La figura dell’artista si proclama a personaggio pubblico alimentando la spettacolarizzazione dell’arte e trasformandosi in una marca che garantisce il valore delle opere: i dispositivi economici e istituzionali che sostengono l’arte contemporanea non hanno compromesso la sua credibilità commerciale, mondana e culturale. Il denaro influenza tutto e tutti, i prezzi definiscono il valore e determinano la soddisfazione dell’acquirente tanto che a volte sembra che sia il mercato a creare il gusto.

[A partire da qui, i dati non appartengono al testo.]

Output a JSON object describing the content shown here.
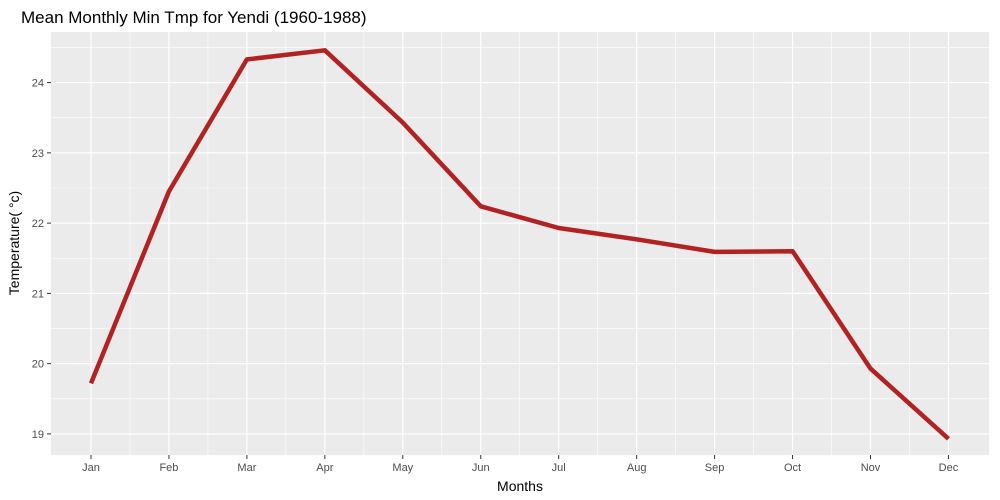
{
  "chart_data": {
    "type": "line",
    "title": "Mean Monthly Min Tmp for Yendi (1960-1988)",
    "xlabel": "Months",
    "ylabel": "Temperature( °c)",
    "categories": [
      "Jan",
      "Feb",
      "Mar",
      "Apr",
      "May",
      "Jun",
      "Jul",
      "Aug",
      "Sep",
      "Oct",
      "Nov",
      "Dec"
    ],
    "series": [
      {
        "values": [
          19.72,
          22.45,
          24.33,
          24.46,
          23.43,
          22.24,
          21.93,
          21.77,
          21.59,
          21.6,
          19.93,
          18.93
        ]
      }
    ],
    "yticks": [
      19,
      20,
      21,
      22,
      23,
      24
    ],
    "ylim": [
      18.7,
      24.72
    ],
    "grid": true,
    "legend": "none",
    "colors": {
      "panel": "#ebebeb",
      "grid": "#ffffff",
      "line": "#b22222",
      "tick_text": "#4d4d4d",
      "tick_mark": "#333333"
    }
  }
}
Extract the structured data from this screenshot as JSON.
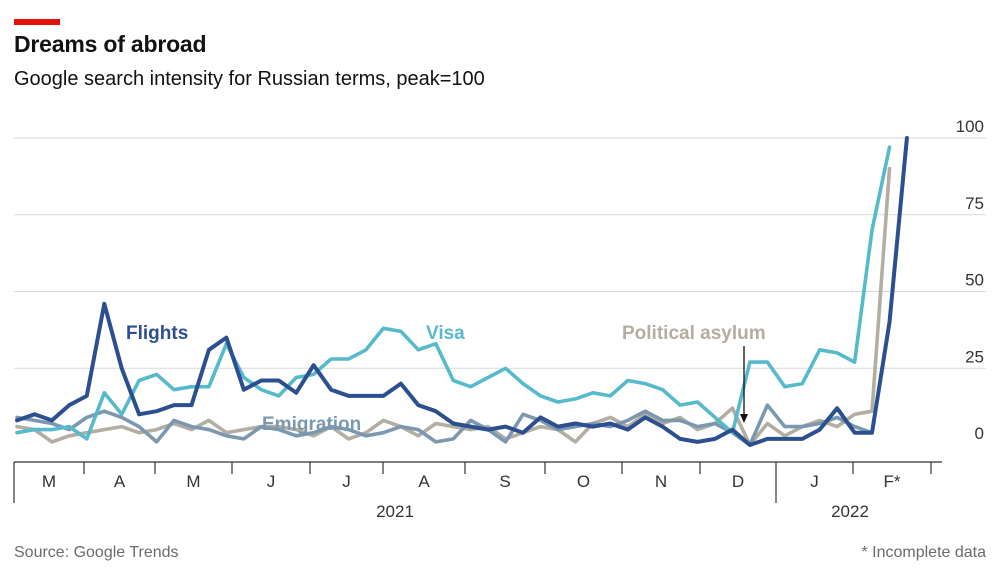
{
  "header": {
    "title": "Dreams of abroad",
    "subtitle": "Google search intensity for Russian terms, peak=100"
  },
  "footer": {
    "source": "Source: Google Trends",
    "footnote": "* Incomplete data"
  },
  "colors": {
    "accent": "#e3120b",
    "flights": "#2b4f8f",
    "visa": "#56b9cc",
    "emigration": "#7c98b0",
    "political_asylum": "#b3ada2",
    "gridline": "#d9d9d9",
    "axis": "#333333"
  },
  "chart_data": {
    "type": "line",
    "title": "Dreams of abroad",
    "subtitle": "Google search intensity for Russian terms, peak=100",
    "xlabel": "",
    "ylabel": "",
    "ylim": [
      0,
      100
    ],
    "yticks": [
      "0",
      "25",
      "50",
      "75",
      "100"
    ],
    "grid": true,
    "x_month_labels": [
      "M",
      "A",
      "M",
      "J",
      "J",
      "A",
      "S",
      "O",
      "N",
      "D",
      "J",
      "F*"
    ],
    "x_year_labels": [
      "2021",
      "2022"
    ],
    "x_weeks_start": "2021-03-01",
    "series": [
      {
        "name": "Flights",
        "color": "#2b4f8f",
        "values": [
          8,
          10,
          8,
          13,
          16,
          46,
          25,
          10,
          11,
          13,
          13,
          31,
          35,
          18,
          21,
          21,
          17,
          26,
          18,
          16,
          16,
          16,
          20,
          13,
          11,
          7,
          6,
          5,
          6,
          4,
          9,
          6,
          7,
          6,
          7,
          5,
          9,
          6,
          2,
          1,
          2,
          5,
          0,
          2,
          2,
          2,
          5,
          12,
          4,
          4,
          40,
          100
        ]
      },
      {
        "name": "Visa",
        "color": "#56b9cc",
        "values": [
          4,
          5,
          5,
          6,
          2,
          17,
          10,
          21,
          23,
          18,
          19,
          19,
          33,
          22,
          18,
          16,
          22,
          23,
          28,
          28,
          31,
          38,
          37,
          31,
          33,
          21,
          19,
          22,
          25,
          20,
          16,
          14,
          15,
          17,
          16,
          21,
          20,
          18,
          13,
          14,
          9,
          4,
          27,
          27,
          19,
          20,
          31,
          30,
          27,
          70,
          97
        ]
      },
      {
        "name": "Emigration",
        "color": "#7c98b0",
        "values": [
          9,
          8,
          7,
          5,
          9,
          11,
          9,
          6,
          1,
          8,
          6,
          5,
          3,
          2,
          6,
          5,
          3,
          4,
          6,
          5,
          3,
          4,
          6,
          5,
          1,
          2,
          8,
          5,
          1,
          10,
          8,
          5,
          6,
          7,
          6,
          8,
          11,
          8,
          8,
          6,
          7,
          4,
          0,
          13,
          6,
          6,
          7,
          9,
          6,
          4
        ]
      },
      {
        "name": "Political asylum",
        "color": "#b3ada2",
        "values": [
          6,
          5,
          1,
          3,
          4,
          5,
          6,
          4,
          5,
          7,
          5,
          8,
          4,
          5,
          6,
          6,
          5,
          3,
          6,
          2,
          4,
          8,
          6,
          3,
          7,
          6,
          5,
          6,
          2,
          4,
          6,
          5,
          1,
          7,
          9,
          6,
          10,
          7,
          9,
          5,
          7,
          12,
          0,
          7,
          3,
          6,
          8,
          6,
          10,
          11,
          90
        ]
      }
    ],
    "annotations": [
      {
        "text": "Flights",
        "series": "Flights"
      },
      {
        "text": "Visa",
        "series": "Visa"
      },
      {
        "text": "Emigration",
        "series": "Emigration"
      },
      {
        "text": "Political asylum",
        "series": "Political asylum"
      }
    ]
  }
}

Secondo Pierre Bourdieu il valore dell’arte non è definito dai caratteri intrinseci dell’opera, ma dalla società stessa. La ricerca di uno status symbol può essere un fattore decisivo per l’acquisto. L’arte contemporanea è in continuo divenire e i grandi galleristi e le case d’aste giocano un ruolo cruciale nella popolarità e nell’affermazione degli artisti; funzionano come veri e propri marchi, i loro nomi trasmettono sicurezza e distinzione. Parlare di brand in arte contemporanea non piace affatto. Non piace alle case d’aste, ai galleristi, agli artisti, ai critici. La verità è che spesso il branding può sostituire il giudizio critico. Spesso il valore di un’opera è più legato al brand dell’artista, del gallerista, delle case d’aste e all’ego del collezionista, piuttosto che al contenuto artistico e alle capacità impiegate per realizzarla.